Ob sich die Solidarität für die Ukraine ändert, lässt sich daran nicht festmachen. Immerhin hat die Europäische Union der Ukraine vor kurzem die Zahlung von 50 Milliarden Euro an Finanzhilfen mit einer Laufzeit bis Ende 2027 zugesichert. Doch die Tendenz zu den rechten Parteien habe im weiteren Sinne auch mit dem russischen Angriffskrieg auf die Ukraine und mit den gefühlten Folgen des Konflikts für die Wähler und Wählerinnen zu tun, erklärt Paul Schmidt, Generaldirektor der Österreichischen Gesellschaft für Europapolitik (ÖGfE). "Nationalpopulistische und EU-kritische Parteien wie die FPÖ nutzen jede Möglichkeit, die Europäische Union zu bashen und bestimmte Entwicklungen, also hohe Inflationsentwicklung, wenig Wirtschaftswachstum und so weiter, auf Konflikte in der Nachbarschaft zurückzuführen“, so Schmidt.
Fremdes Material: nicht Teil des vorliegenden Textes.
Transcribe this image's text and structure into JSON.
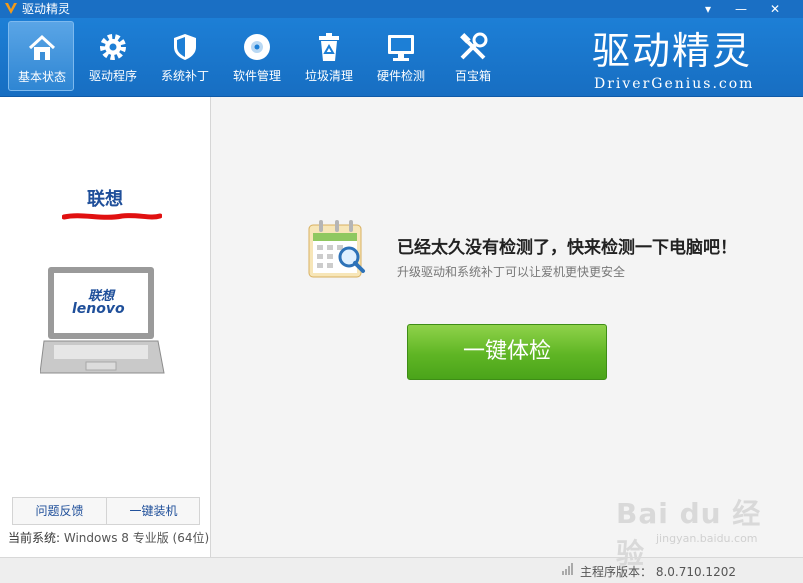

Desinformation vor der Wahl

Im Jänner führte die ÖGfE eine österreichweite Online-Umfrage durch. Dabei sprachen sich die Befragten dafür aus, dass sich die EU vor allem der Bekämpfung der Inflation widmen soll. Eine geringe Priorität dagegen hat laut Umfrage die Unterstützung der Ukraine in ihrem Kampf gegen Russland (45 Prozent der Befragten). An letzter Stelle landete eine EU-Erweiterung. Schmidt sieht die Ergebnisse der Europawahl daher als Vorbote. "Parteien wie die Le-Pen-Partei in Frankreich, die FPÖ oder auch die AfD sehen die Europawahlen als erste Etappe für die Nationalratswahlen, die ihnen wesentlich wichtiger sind", erklärt er.

Und dann komme noch die US-Wahl dazu – eine Gemengelage, die wesentlich riskanter sein könnte. Zwar sei Kriegs- und Krisenmanagement Regierungsangelegenheit – und die Parlamente, egal ob national oder europäisch, spielen dabei eine geringere Rolle. Dennoch könnte ein Rechtsruck auch im Parlament langfristig und realpolitisch Auswirkungen auf die Ukraine-Politik der Europäischen Union haben, so Schmidt. Vor allem dann, wenn es um die Prioritäten des nächsten Parlaments und um die Positionsbesetzungen gehe.

Dazu kommt, dass sich im Vorfeld der Europawahl im Juni die Warnungen vor versuchter Einflussnahme aus dem Ausland, Desinformation und Falschinformationen häufen. Ein jüngstes Beispiel für prorussische Propaganda: die Plattform "Voice of Europe", über die laut dem tschechischen Geheimdienst auch Geld an rechte Politiker geflossen sein soll. Und auch davon abgesehen, sagt Volochiy zum STANDARD, solle man sich keine Illusionen machen. "Ich sage das schon seit langem, dass es überall Spione gibt. Dafür muss man nicht im Parlament sitzen. Es gibt verschiedene Jobs in diesem Haus, als Übersetzer, in der Kantine und so weiter."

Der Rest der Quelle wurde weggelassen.